如何检测矩阵中的框

Question

I am having many different 6By6 matrices. Each matrix contains different values. Those values represent how the layout will be divided. Each matrix should have consistent rectangles as follows (There should be continous rectangles, the colors represent the separate consistent rectangles):

So my problem, is how to detect successfully those boxes (rectangles). I want as output a list of arrays. Each array should refer to ith index, the j th index and the value of that rectangles.

For example, I have as input this matrix [[35. 11. 11. 11. 11. 0.],[10. 10. 10. 10. 10. 0.],[ 10. 10. 10. 10. 10. 0.],[ 34. 34. 34. 34. 34. 0.],[ 34. 34. 34. 34. 34. 0.],[ 0. 0. 0. 0. 0. 0.]]

So I want as output [[0,0,35],[0,4,11],[1,4,10],[2,4,10],[3,4,34],[4,4,34],[0,0,0],[1,0,0],[5,5,0]]

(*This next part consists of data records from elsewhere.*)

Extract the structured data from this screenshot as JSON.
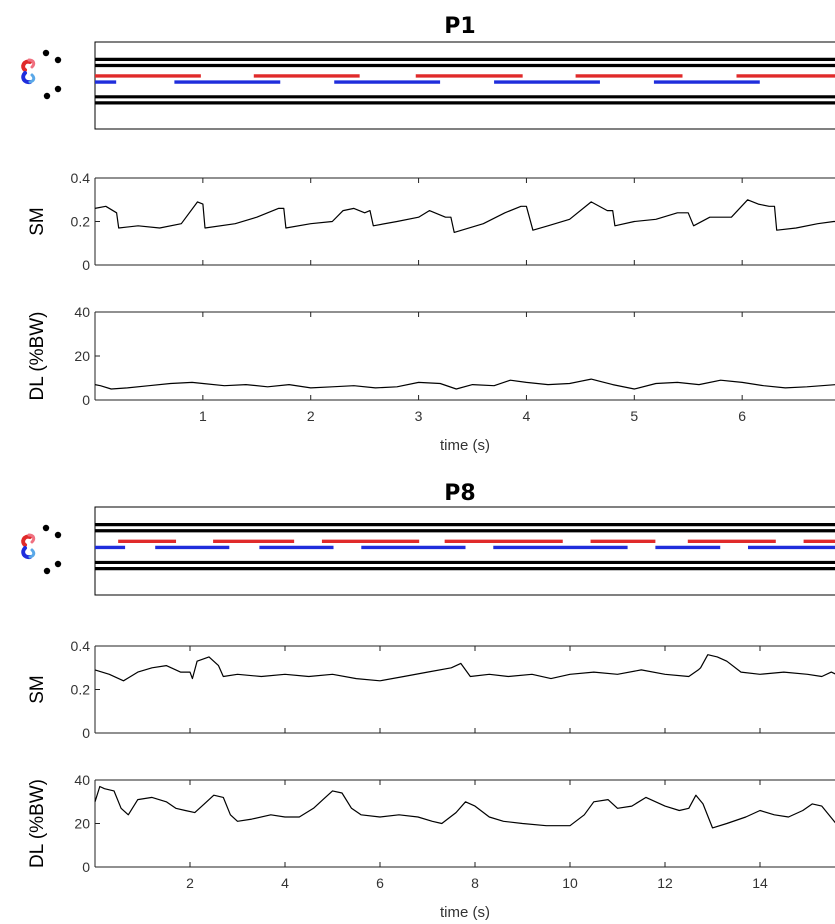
{
  "chart_data": [
    {
      "id": "P1",
      "title": "P1",
      "footfall": {
        "type": "gait-diagram",
        "colors": {
          "left": "#e02a2a",
          "right": "#1f2ddc"
        },
        "red_segments": [
          [
            0.0,
            1.0
          ],
          [
            1.5,
            2.5
          ],
          [
            3.03,
            4.04
          ],
          [
            4.54,
            5.55
          ],
          [
            6.06,
            7.0
          ]
        ],
        "blue_segments": [
          [
            0.0,
            0.2
          ],
          [
            0.75,
            1.75
          ],
          [
            2.26,
            3.26
          ],
          [
            3.77,
            4.77
          ],
          [
            5.28,
            6.28
          ]
        ]
      },
      "sm": {
        "type": "line",
        "ylabel": "SM",
        "ylim": [
          0,
          0.4
        ],
        "yticks": [
          0,
          0.2,
          0.4
        ],
        "x": [
          0.0,
          0.1,
          0.2,
          0.22,
          0.4,
          0.6,
          0.8,
          0.95,
          1.0,
          1.02,
          1.3,
          1.5,
          1.7,
          1.75,
          1.77,
          2.0,
          2.2,
          2.3,
          2.4,
          2.5,
          2.55,
          2.58,
          2.8,
          3.0,
          3.1,
          3.25,
          3.3,
          3.33,
          3.6,
          3.8,
          3.95,
          4.0,
          4.06,
          4.2,
          4.4,
          4.6,
          4.75,
          4.8,
          4.82,
          5.0,
          5.2,
          5.4,
          5.5,
          5.55,
          5.7,
          5.9,
          6.05,
          6.15,
          6.25,
          6.3,
          6.32,
          6.5,
          6.7,
          6.85,
          7.0
        ],
        "y": [
          0.26,
          0.27,
          0.24,
          0.17,
          0.18,
          0.17,
          0.19,
          0.29,
          0.28,
          0.17,
          0.19,
          0.22,
          0.26,
          0.26,
          0.17,
          0.19,
          0.2,
          0.25,
          0.26,
          0.24,
          0.25,
          0.18,
          0.2,
          0.22,
          0.25,
          0.22,
          0.22,
          0.15,
          0.19,
          0.24,
          0.27,
          0.27,
          0.16,
          0.18,
          0.21,
          0.29,
          0.25,
          0.25,
          0.18,
          0.2,
          0.21,
          0.24,
          0.24,
          0.18,
          0.22,
          0.22,
          0.3,
          0.28,
          0.27,
          0.27,
          0.16,
          0.17,
          0.19,
          0.2,
          0.2
        ]
      },
      "dl": {
        "type": "line",
        "ylabel": "DL (%BW)",
        "xlabel": "time (s)",
        "ylim": [
          0,
          40
        ],
        "yticks": [
          0,
          20,
          40
        ],
        "xlim": [
          0,
          6.87
        ],
        "xticks": [
          1,
          2,
          3,
          4,
          5,
          6
        ],
        "x": [
          0.0,
          0.05,
          0.15,
          0.3,
          0.5,
          0.7,
          0.9,
          1.0,
          1.2,
          1.4,
          1.6,
          1.8,
          2.0,
          2.2,
          2.4,
          2.6,
          2.8,
          3.0,
          3.2,
          3.35,
          3.5,
          3.7,
          3.85,
          4.0,
          4.2,
          4.4,
          4.6,
          4.8,
          5.0,
          5.2,
          5.4,
          5.6,
          5.8,
          6.0,
          6.2,
          6.4,
          6.6,
          6.87
        ],
        "y": [
          7,
          6.5,
          5,
          5.5,
          6.5,
          7.5,
          8,
          7.5,
          6.5,
          7,
          6,
          7,
          5.5,
          6,
          6.5,
          5.5,
          6,
          8,
          7.5,
          5,
          7,
          6.5,
          9,
          8,
          7,
          7.5,
          9.5,
          7,
          5,
          7.5,
          8,
          7,
          9,
          8,
          6.5,
          5.5,
          6,
          7
        ]
      }
    },
    {
      "id": "P8",
      "title": "P8",
      "footfall": {
        "type": "gait-diagram",
        "colors": {
          "left": "#e02a2a",
          "right": "#1f2ddc"
        },
        "red_segments": [
          [
            0.5,
            1.75
          ],
          [
            2.55,
            4.3
          ],
          [
            4.9,
            7.0
          ],
          [
            7.55,
            10.1
          ],
          [
            10.7,
            12.1
          ],
          [
            12.8,
            14.7
          ],
          [
            15.3,
            16.0
          ]
        ],
        "blue_segments": [
          [
            0.0,
            0.65
          ],
          [
            1.3,
            2.9
          ],
          [
            3.55,
            5.15
          ],
          [
            5.75,
            8.0
          ],
          [
            8.6,
            11.5
          ],
          [
            12.1,
            13.5
          ],
          [
            14.1,
            16.0
          ]
        ]
      },
      "sm": {
        "type": "line",
        "ylabel": "SM",
        "ylim": [
          0,
          0.4
        ],
        "yticks": [
          0,
          0.2,
          0.4
        ],
        "x": [
          0.0,
          0.3,
          0.6,
          0.9,
          1.2,
          1.5,
          1.8,
          2.0,
          2.05,
          2.15,
          2.4,
          2.6,
          2.7,
          3.0,
          3.5,
          4.0,
          4.5,
          5.0,
          5.5,
          6.0,
          6.5,
          7.0,
          7.5,
          7.7,
          7.9,
          8.3,
          8.7,
          9.2,
          9.6,
          10.0,
          10.5,
          11.0,
          11.5,
          12.0,
          12.5,
          12.7,
          12.75,
          12.9,
          13.1,
          13.3,
          13.6,
          14.0,
          14.5,
          15.0,
          15.3,
          15.5,
          15.8,
          16.0
        ],
        "y": [
          0.29,
          0.27,
          0.24,
          0.28,
          0.3,
          0.31,
          0.28,
          0.28,
          0.25,
          0.33,
          0.35,
          0.31,
          0.26,
          0.27,
          0.26,
          0.27,
          0.26,
          0.27,
          0.25,
          0.24,
          0.26,
          0.28,
          0.3,
          0.32,
          0.26,
          0.27,
          0.26,
          0.27,
          0.25,
          0.27,
          0.28,
          0.27,
          0.29,
          0.27,
          0.26,
          0.29,
          0.3,
          0.36,
          0.35,
          0.33,
          0.28,
          0.27,
          0.28,
          0.27,
          0.26,
          0.28,
          0.27,
          0.33
        ]
      },
      "dl": {
        "type": "line",
        "ylabel": "DL (%BW)",
        "xlabel": "time (s)",
        "ylim": [
          0,
          40
        ],
        "yticks": [
          0,
          20,
          40
        ],
        "xlim": [
          0,
          15.6
        ],
        "xticks": [
          2,
          4,
          6,
          8,
          10,
          12,
          14
        ],
        "x": [
          0.0,
          0.1,
          0.2,
          0.4,
          0.55,
          0.7,
          0.9,
          1.2,
          1.5,
          1.7,
          1.9,
          2.1,
          2.3,
          2.5,
          2.7,
          2.85,
          3.0,
          3.3,
          3.7,
          4.0,
          4.3,
          4.6,
          4.8,
          5.0,
          5.2,
          5.4,
          5.6,
          6.0,
          6.4,
          6.8,
          7.1,
          7.3,
          7.6,
          7.8,
          8.0,
          8.3,
          8.6,
          9.0,
          9.5,
          10.0,
          10.3,
          10.5,
          10.8,
          11.0,
          11.3,
          11.6,
          12.0,
          12.3,
          12.5,
          12.65,
          12.8,
          13.0,
          13.3,
          13.7,
          14.0,
          14.3,
          14.6,
          14.9,
          15.1,
          15.3,
          15.6
        ],
        "y": [
          30,
          37,
          36,
          35,
          27,
          24,
          31,
          32,
          30,
          27,
          26,
          25,
          29,
          33,
          32,
          24,
          21,
          22,
          24,
          23,
          23,
          27,
          31,
          35,
          34,
          27,
          24,
          23,
          24,
          23,
          21,
          20,
          25,
          30,
          28,
          23,
          21,
          20,
          19,
          19,
          24,
          30,
          31,
          27,
          28,
          32,
          28,
          26,
          27,
          33,
          29,
          18,
          20,
          23,
          26,
          24,
          23,
          26,
          29,
          28,
          20
        ]
      }
    }
  ]
}
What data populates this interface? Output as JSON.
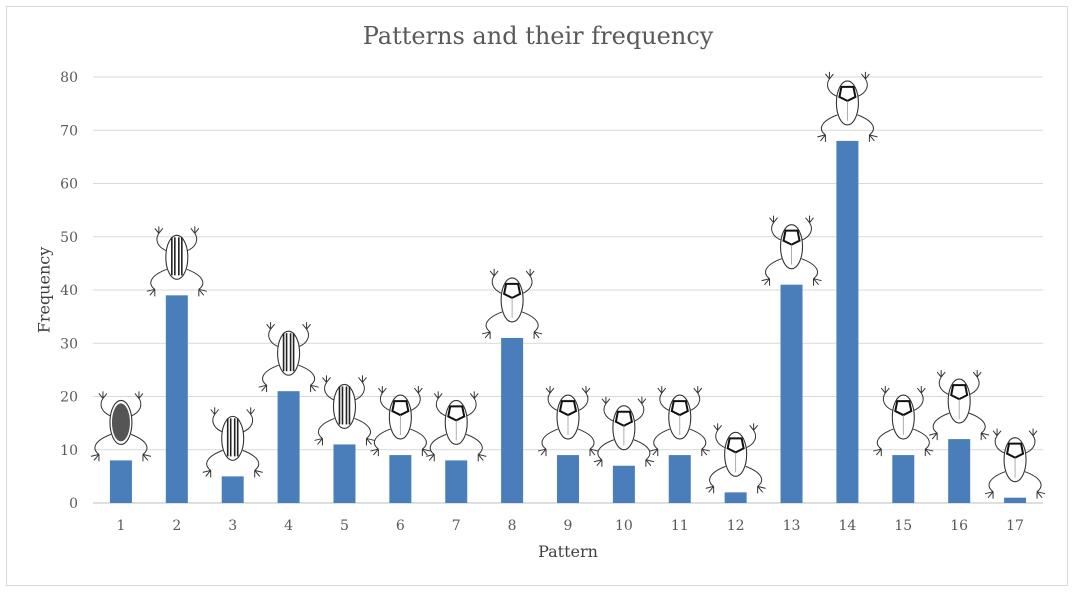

My trial for detecting the rectangles is in this code:

#Detect the rectangles in the matrices
def detect_rectangle(T):
i = 0
j = 0
elem = T[0,0]
rectanglesList = []
n,m = T.shape
while (i < n) and (j<m):
    #print('i,j, elem',i,j,elem)      
    if (i == n-1 and j == m-1): # if we reached the end of the matrix
        rectanglesList.append([i,j,elem])
        break;
    if (j == m-1): #in case we reached the end of columns, we reeinitialize the columns
        if (i != n -1):
            i += 1
            elem = T[i,j]
        else:
            rectanglesList.append([i,j,T[i,j]])
            j = 0
            break;
    elif T[i,j] == T[i,j+1]: #in case the element in the next column is equal, continue and check further, store it as elem
        j +=1
        elem = T[i,j]
    elif T[i,j] != T[i,j+1] :
        rectanglesList.append([i,j,T[i,j]])
        j += 1
        elem = T[i,j]
    if (i == n-1): #in case we reached the end of rows
        if j != n -1 :
            j += 1
            elem = T[i,j]
        else:
            rectanglesList.append([i,j,elem])
            i = 0
            break
    else:
        if (T[i,j] == T[i+1,j]) and (elem == T[i,j]): #in case the element in the next row is equal
            i += 1
        elif (T[i,j] == T[i+1,j]) and (elem != T[i,j]): #in case the element in the next row is equal
            elem = T[i,j]
            i+= 1
        elif ((T[i,j] != T[i+1,j] and elem == T[i,j])): #in case it is not equal to neither the element in the next row nor the element in the next column
            rectanglesList.append([i,j,elem])
            #j +=1
            elem = T[i,j]
        elif T[i,j] != T[i+1,j] :
            i += 1
            elem = T[i,j]


return rectanglesList

So the code that I wrote is detecting the rectangles but in more separate way. I always have as output arrays that refer to a value that has just one row and one column as indexes.

Answer 1

I think this should work:

x=np.array([[35,11,11,11,11,0],[10,10,10,10,10,0],
            [10,10,10,10,10,0],[34,34,34,34,34,0],
            [34,34,34,34,34,0], [0,0,12,12,12,0]])
outputs=[]
for i, row in enumerate(x):
    last_ele=row[0]
    for j, val in enumerate(row[1:]):
        if val == last_ele:
            continue
        outputs.append([i,j, last_ele])
        last_ele=val
    outputs.append([i,len(row)-1, last_ele])
print(outputs)

# [[0, 0, 35], [0, 4, 11], [0, 5, 0], [1, 4, 10], 
#  [1, 5, 0], [2, 4, 10], [2, 5, 0], [3, 4, 34], 
#  [3, 5, 0], [4, 4, 34], [4, 5, 0], [5, 1, 0],
#  [5, 4, 12], [5, 5, 0]]

We simply iterate once over the rows and and check if the preceding element is the same as the current. If it is not, then we add the last seen element to our output list along with the row and column index.